10 Simple Steps to Self-Sufficiency
June 12, 2014
Most of us don’t have the luxury/ability/desire/whatever to be 100% self-sufficient, but there are things you can start doing today that will put you on the road to being 10% or 20% or 90% self-sufficient, and that is a great goal, too!
1. Get an emergency fund. While most of us can’t completely live off what we grow and make ourselves, being financially secure is a great step on the path to being completely self-sufficient. If you have a financial reserve, you can buy the necessities that you may not have on hand. Aim for 3-6 months of expenses in a high-yield savings account (easily accessible, don’t invest this money in inaccessible funds). Live on less than what you earn, and use the rest for building an emergency fund and investing for retirement. Whether it’s 30%, 60%, or 80% depends on your living expenses and income. After each paycheck, place a specific percentage into your emergency fund until you have 3-6 months saved. Replenish as necessary (but remember this is an emergency fund, not a vacation or “fun” fund). Part of becoming financially self-sufficient is reducing your debt to become debt-free.
2. Start a garden. Whether it’s a bag of potting soil with a few tomatoes growing out of it, or a perfect, huge organic garden, every little bit helps! This list of great gardening books with short summaries of their contents to get you started. There are all kinds of gardening methods from square-foot to pots, and there is sure to be one that fits your budget and space. On social media you can join groups about gardening in your area; these groups can be a ton of help in getting you started. Or ask an expert like your seed supplier, local master gardeners, or your neighbors who are pros).
3. Edible landscaping. Beyond an actual vegetable garden, you can landscape your yard with things you can eat! Better Homes and Gardens has a great article about this. Edible landscaping includes fruit trees and shrubs, vines, groundcover, flowers, herbs, and more! You get a beautiful yard, and you can eat it!
4. Compost. There is one thing a lawn is great for (besides playing on), and that is green material for a compost pile. OrganicGardening.com has a great basic instruction guide for building a compost pile. Essentially, you need “brown” (dead leaves, newspaper, dead flowers –carbon-rich) and “green” (plant-based kitchen waste, grass clippings – nitrogen-rich) materials, a shovel-full of garden soil, and some room, and you will have great compost for feeding your garden or edible landscape.
5. Preserve what you grow. Once you start harvesting things from your yard and garden, you need to know how to preserve your bounty to use during the off-season. It does take time, but it saves a lot of money on food. This can include canning, freezing, drying (read our post Preparedness Basics: How to Use a Dehydrator), pickling, smoking, and more.
6. Learn How to Cook from scratch. Once you have a bunch of great produce and other plants from your edible landscape and garden, you need to know how to cook with these great ingredients. Pick up some cookbooks and start experimenting. Turn that backyard bounty into healthy, nutritious, and delicious meals for your family. You can also learn to make your own dairy products like cheese, yogurt, butter, and ice cream. Check out our article, Cheese Making 101: A Basic Guide to get started. Making food from scratch could save you big money since the prices on these items always seem to be going up!
7. Bake your own bread. Bread, especially the whole grain kind, can be expensive—sometimes costing over $4.00 a loaf! You can make bread at home for around $.50 a loaf (plus you can control what you put in it). This will save you money and help you be more self-sufficient (and it’s delicious). You can also read our post 6 Reasons Why you should Grind Your Own Wheat to learn the benefits of adding home-ground wheat to your homemade bread.
8. Use it up, wear it out, make it do, or do without. Being self-sufficient is also about frugality and learning new skills. You can make your own cleaning supplies for a fraction of the cost of store-bought bottled cleaners. Bring out your inner-chemist and mix up these cleaners from Living Well, Spending Less. You can also make your own personal care products like these from Keeper of the Home.
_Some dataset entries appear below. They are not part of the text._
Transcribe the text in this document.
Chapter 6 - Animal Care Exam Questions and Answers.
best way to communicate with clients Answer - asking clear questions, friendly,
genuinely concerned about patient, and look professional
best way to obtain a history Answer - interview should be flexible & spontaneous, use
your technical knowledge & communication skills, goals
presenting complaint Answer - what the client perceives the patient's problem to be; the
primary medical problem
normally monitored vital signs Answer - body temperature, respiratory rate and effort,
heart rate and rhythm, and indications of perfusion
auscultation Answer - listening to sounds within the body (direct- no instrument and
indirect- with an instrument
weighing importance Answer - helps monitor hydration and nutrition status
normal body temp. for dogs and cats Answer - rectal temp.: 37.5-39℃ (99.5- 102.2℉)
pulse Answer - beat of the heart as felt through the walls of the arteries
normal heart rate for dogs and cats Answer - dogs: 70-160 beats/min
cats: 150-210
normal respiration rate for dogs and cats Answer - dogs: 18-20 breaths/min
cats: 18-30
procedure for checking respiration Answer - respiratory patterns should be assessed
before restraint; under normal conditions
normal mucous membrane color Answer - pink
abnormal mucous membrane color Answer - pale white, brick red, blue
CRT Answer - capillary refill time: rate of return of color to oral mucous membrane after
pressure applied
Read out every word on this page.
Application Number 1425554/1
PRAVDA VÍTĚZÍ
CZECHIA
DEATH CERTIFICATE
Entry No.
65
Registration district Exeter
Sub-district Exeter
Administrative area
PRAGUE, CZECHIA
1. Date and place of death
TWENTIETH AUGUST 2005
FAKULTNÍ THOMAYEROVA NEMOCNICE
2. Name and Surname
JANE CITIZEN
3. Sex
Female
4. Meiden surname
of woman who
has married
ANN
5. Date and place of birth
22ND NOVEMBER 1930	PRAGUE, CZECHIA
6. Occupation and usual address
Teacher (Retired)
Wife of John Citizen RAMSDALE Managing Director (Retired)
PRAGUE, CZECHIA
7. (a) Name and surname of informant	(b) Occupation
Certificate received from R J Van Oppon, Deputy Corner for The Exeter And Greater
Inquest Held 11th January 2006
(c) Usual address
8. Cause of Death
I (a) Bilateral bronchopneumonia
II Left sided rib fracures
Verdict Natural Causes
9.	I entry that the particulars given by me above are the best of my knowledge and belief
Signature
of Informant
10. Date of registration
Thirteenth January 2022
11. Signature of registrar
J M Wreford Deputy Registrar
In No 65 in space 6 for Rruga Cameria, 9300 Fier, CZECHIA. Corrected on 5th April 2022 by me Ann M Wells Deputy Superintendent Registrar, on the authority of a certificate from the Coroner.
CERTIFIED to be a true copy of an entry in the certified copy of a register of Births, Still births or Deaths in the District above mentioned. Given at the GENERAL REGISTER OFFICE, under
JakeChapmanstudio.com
You can also fix-it yourself. Learn how to do simple plumbing and electrical work, paint your own deck, etc. (You can also learn to [reuse “trash”] for new purposes. It can be a lot of fun!) And, of course, you can always ask yourself “Do I really need that?” before buying something new.
9. Walk and bike. Not only does this give you a workout, it will save on car insurance, gas, and maintenance. This can take more “time,” but if you plan it right, it can be your workout and it can help you to spend less on your shopping trips because you can’t carry as much back and you won’t be at the store as often.
10. First-Aid equipped. There are a lot of natural remedies for the small things that ail us (things you can grow in your edible/usable landscape!). Become familiar with plants and herbs that can help you treat your own minor medical problems. Learn to use essential oils (if they interest you). And don’t forget a good, fully-stocked first-aid kit that’s easy to get to. It’s also good to have a smaller one that’s portable (in case you need to carry it with you somewhere).
There are lots of easy things you can do to start or progress on the road to self-sufficiency, even just taking small steps to become more self-sufficient today can help you in the long run.
What are your best tips and top ideas to start (or continue) on the road to self-sufficiency? What’s your next step?